Eine Leberzirrhose ist ein mögliches Endstadium verschiedener chronischer Erkrankungen der Leber. In der Regel ist eine eingetretene Leberzirrhose nicht heilbar. Charakteristisch für eine Leberzirrhose ist ein beeinträchtigtes Lebergewebe; so kommt es an der Leber beispielsweise häufig zu einer übermäßigen Bildung von Bindegewebe (in der Medizin wird dies auch als Fibrosierung bezeichnet) mit Verhärtungen und Knotenbildungen im Lebergewebe. Begleitend kann eine Leberzirrhose bei Betroffenen zu vielfältigen Symptomen führen. Das Auftreten und die Ausprägung verschiedener Symptome ist unter anderem abhängig von Faktoren wie Schwere und Stadium einer Leberzirrhose und sonstigen Erkrankungen, die ein Patient möglicherweise aufweist.

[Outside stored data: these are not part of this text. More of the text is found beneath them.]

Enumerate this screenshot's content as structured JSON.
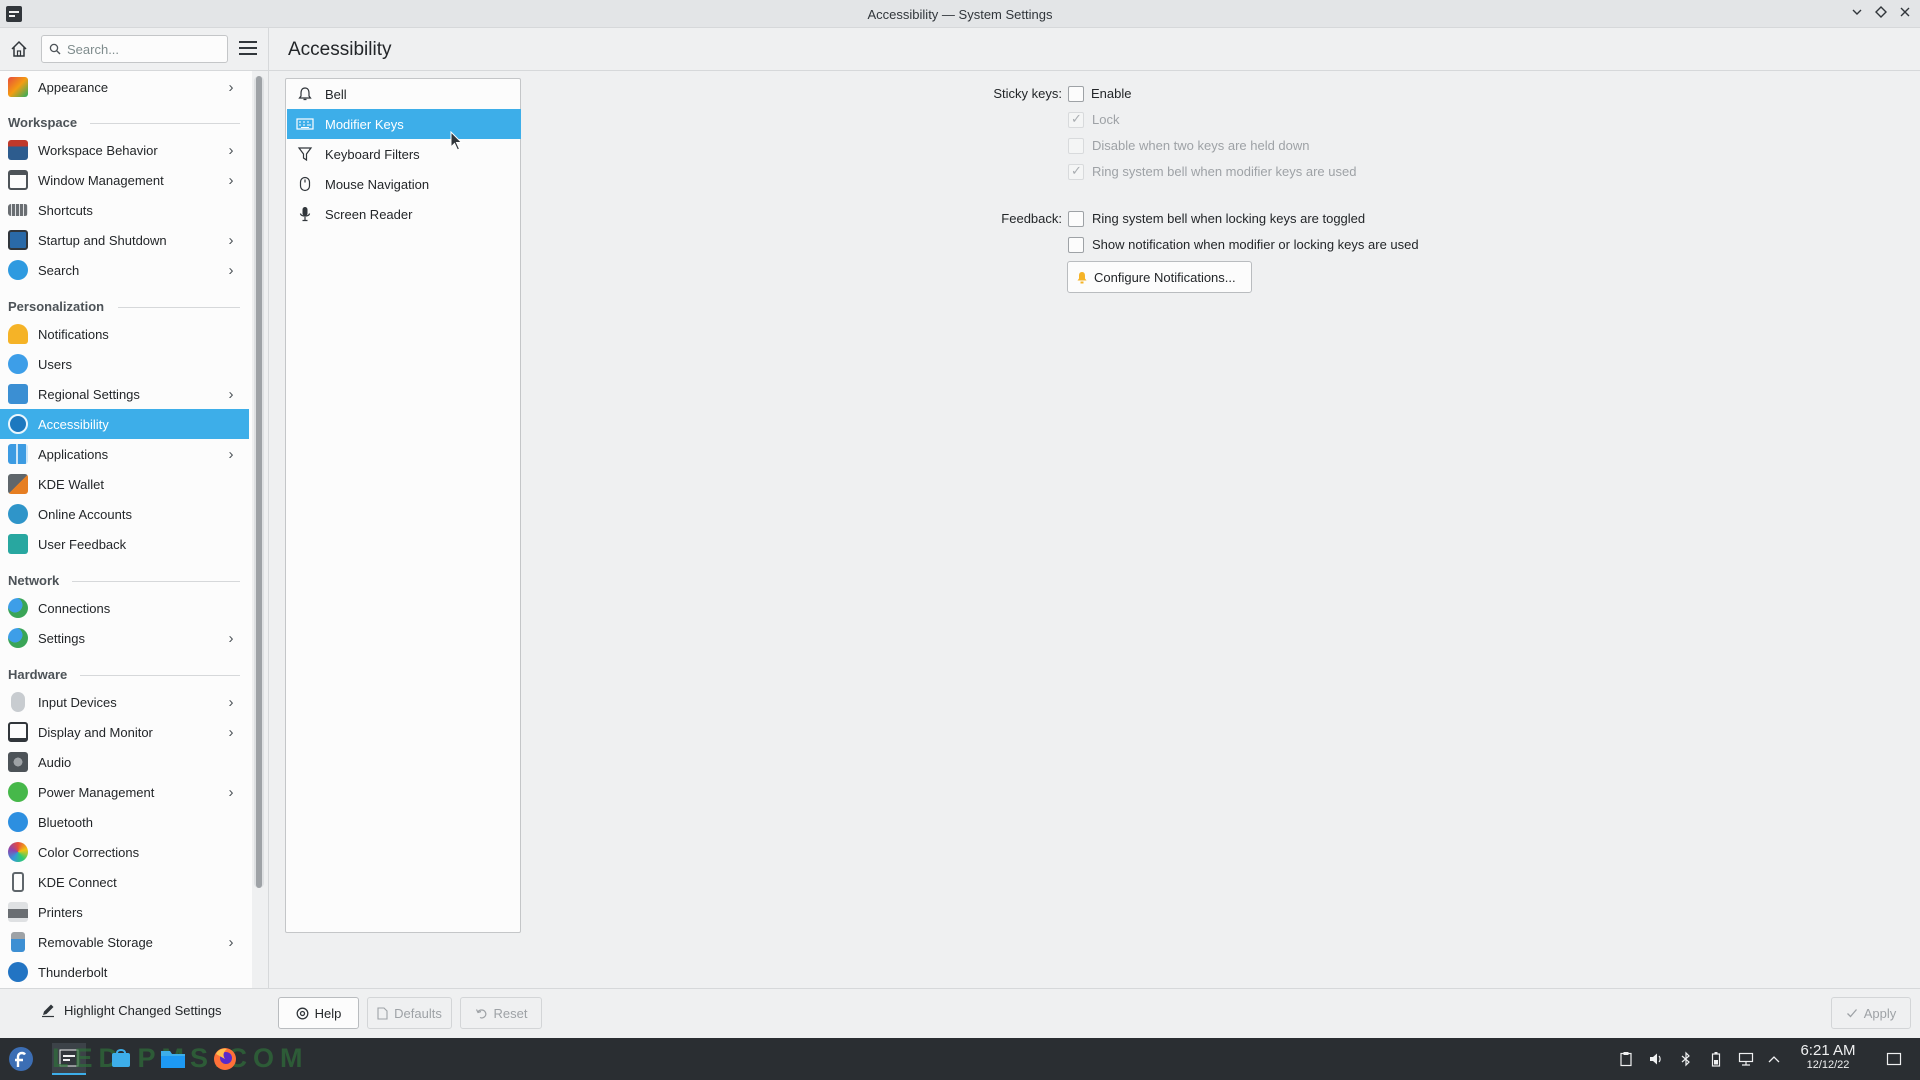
{
  "window": {
    "title": "Accessibility — System Settings"
  },
  "search": {
    "placeholder": "Search..."
  },
  "sidebar": {
    "items": [
      {
        "label": "Appearance",
        "chevron": true,
        "icon": "appearance-icon",
        "color": "#e74c3c"
      },
      {
        "category": "Workspace"
      },
      {
        "label": "Workspace Behavior",
        "chevron": true,
        "icon": "workspace-behavior-icon",
        "color": "#2d5c8e"
      },
      {
        "label": "Window Management",
        "chevron": true,
        "icon": "window-management-icon",
        "color": "#4d5358"
      },
      {
        "label": "Shortcuts",
        "chevron": false,
        "icon": "keyboard-icon",
        "color": "#6a6e72"
      },
      {
        "label": "Startup and Shutdown",
        "chevron": true,
        "icon": "startup-shutdown-icon",
        "color": "#2a6aa8"
      },
      {
        "label": "Search",
        "chevron": true,
        "icon": "search-icon",
        "color": "#2e9ae0"
      },
      {
        "category": "Personalization"
      },
      {
        "label": "Notifications",
        "chevron": false,
        "icon": "bell-icon",
        "color": "#f5b327"
      },
      {
        "label": "Users",
        "chevron": false,
        "icon": "users-icon",
        "color": "#3d9ee8"
      },
      {
        "label": "Regional Settings",
        "chevron": true,
        "icon": "regional-settings-icon",
        "color": "#3b8fd3"
      },
      {
        "label": "Accessibility",
        "chevron": false,
        "icon": "accessibility-icon",
        "color": "#2f8fd8",
        "selected": true
      },
      {
        "label": "Applications",
        "chevron": true,
        "icon": "applications-icon",
        "color": "#3c9be2"
      },
      {
        "label": "KDE Wallet",
        "chevron": false,
        "icon": "kde-wallet-icon",
        "color": "#5f666b"
      },
      {
        "label": "Online Accounts",
        "chevron": false,
        "icon": "online-accounts-icon",
        "color": "#2f95c9"
      },
      {
        "label": "User Feedback",
        "chevron": false,
        "icon": "user-feedback-icon",
        "color": "#28a7a0"
      },
      {
        "category": "Network"
      },
      {
        "label": "Connections",
        "chevron": false,
        "icon": "connections-icon",
        "color": "#3aa557"
      },
      {
        "label": "Settings",
        "chevron": true,
        "icon": "network-settings-icon",
        "color": "#3aa557"
      },
      {
        "category": "Hardware"
      },
      {
        "label": "Input Devices",
        "chevron": true,
        "icon": "mouse-icon",
        "color": "#b5b9bd"
      },
      {
        "label": "Display and Monitor",
        "chevron": true,
        "icon": "monitor-icon",
        "color": "#31363b"
      },
      {
        "label": "Audio",
        "chevron": false,
        "icon": "audio-icon",
        "color": "#4d5358"
      },
      {
        "label": "Power Management",
        "chevron": true,
        "icon": "power-icon",
        "color": "#46b84a"
      },
      {
        "label": "Bluetooth",
        "chevron": false,
        "icon": "bluetooth-icon",
        "color": "#2d8fe0"
      },
      {
        "label": "Color Corrections",
        "chevron": false,
        "icon": "color-corrections-icon",
        "color": "#8e44ad"
      },
      {
        "label": "KDE Connect",
        "chevron": false,
        "icon": "kde-connect-icon",
        "color": "#5f666b"
      },
      {
        "label": "Printers",
        "chevron": false,
        "icon": "printer-icon",
        "color": "#6a6e72"
      },
      {
        "label": "Removable Storage",
        "chevron": true,
        "icon": "removable-storage-icon",
        "color": "#3d8fd3"
      },
      {
        "label": "Thunderbolt",
        "chevron": false,
        "icon": "thunderbolt-icon",
        "color": "#2274c3"
      }
    ]
  },
  "page": {
    "title": "Accessibility"
  },
  "subpages": [
    {
      "label": "Bell",
      "icon": "bell-icon"
    },
    {
      "label": "Modifier Keys",
      "icon": "keyboard-icon",
      "selected": true
    },
    {
      "label": "Keyboard Filters",
      "icon": "filter-icon"
    },
    {
      "label": "Mouse Navigation",
      "icon": "mouse-icon"
    },
    {
      "label": "Screen Reader",
      "icon": "microphone-icon"
    }
  ],
  "form": {
    "sticky_keys_label": "Sticky keys:",
    "enable": {
      "label": "Enable",
      "checked": false
    },
    "lock": {
      "label": "Lock",
      "checked": true,
      "disabled": true
    },
    "disable_two_keys": {
      "label": "Disable when two keys are held down",
      "checked": false,
      "disabled": true
    },
    "ring_modifier": {
      "label": "Ring system bell when modifier keys are used",
      "checked": true,
      "disabled": true
    },
    "feedback_label": "Feedback:",
    "ring_locking": {
      "label": "Ring system bell when locking keys are toggled",
      "checked": false
    },
    "show_notification": {
      "label": "Show notification when modifier or locking keys are used",
      "checked": false
    },
    "configure_notifications": "Configure Notifications..."
  },
  "bottom": {
    "highlight": "Highlight Changed Settings",
    "help": "Help",
    "defaults": "Defaults",
    "reset": "Reset",
    "apply": "Apply"
  },
  "taskbar": {
    "watermark": "LED PMS.COM",
    "time": "6:21 AM",
    "date": "12/12/22"
  }
}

Symptome der Leberzirrhose

Inhaltsverzeichnis zum Thema Leberzirrhose

Zu den zentralen Symptomen, die meist mit einer Leberzirrhose einhergehen, zählen Müdigkeit, reduzierte Konzentrationsleistungen und allgemeine Leistungsbeeinträchtigungen. Darüber hinaus kommt es im Rahmen einer Leberzirrhose häufig zu sogenannten Leberhautzeichen: So kann die Haut von Patienten etwa eine gelbliche Färbung annehmen, was auf eine eingetretene Gelbsucht (Ikterus) zurückzuführen ist. Von einer solchen Gelbfärbung der Haut können unter anderem auch die Bindehaut des Auges und/oder die Schleimhäute betroffen sein. Auch zu den Leberhautzeichen zählen eine mögliche Rotfärbung der Kleinfingerballen und das Auftreten sogenannter Gefäßspinnen (in der Medizin unter anderem auch bezeichnet als Naevus araneus oder Naevus stellatus); Hintergrund auftretender Gefäßspinnen ist eine Gefäßneubildung in Form eines Gefäßknötchens, die von Gefäßausläufern umgeben ist.

Meist betrifft der Naevus araneus Körperpartien der oberen Körperhälfte. Neben den zentralen Symptomen können bei einer Leberzirrhose eine Reihe weiterer Beschwerden auftreten. So können sich im Rahmen einer Leberzirrhose etwa geschlängelte Venen auf Höhe des Bauchnabels ausdehnen. Dieses Phänomen wird auch bezeichnet als sogenanntes Caput medusae (der ‚Kopf der Medusa‘). Bei Männern kann infolge einer Leberzirrhose eine sogenannte Gynäkomastie auftreten. Die Gynäkomastie beschreibt eine Vergrößerung der Brustdrüsen, der eine Vermehrung von Drüsengewebe zugrunde liegt. Im Zuge einer Leberzirrhose kann es bei Patienten außerdem zu verschieden ausgeprägten Leberfunktionsstörungen kommen. So kann beispielsweise die Entgiftungsfunktion eingeschränkt sein, die die Leber im Körper zum Abbau von Giftstoffen oder Stoffwechselprodukten übernimmt. Ein weiteres mögliches Symptom der Leberzirrhose ist eine auftretende Lackzunge, die zu den Leberhautzeichen zählt: Beschrieben wird hiermit eine trockene und glatte Zunge, die rötlich glänzt. Eine Lackzunge kann beim Betroffenen mit einem brennenden Missempfinden an der Zungenoberfläche verbunden sein.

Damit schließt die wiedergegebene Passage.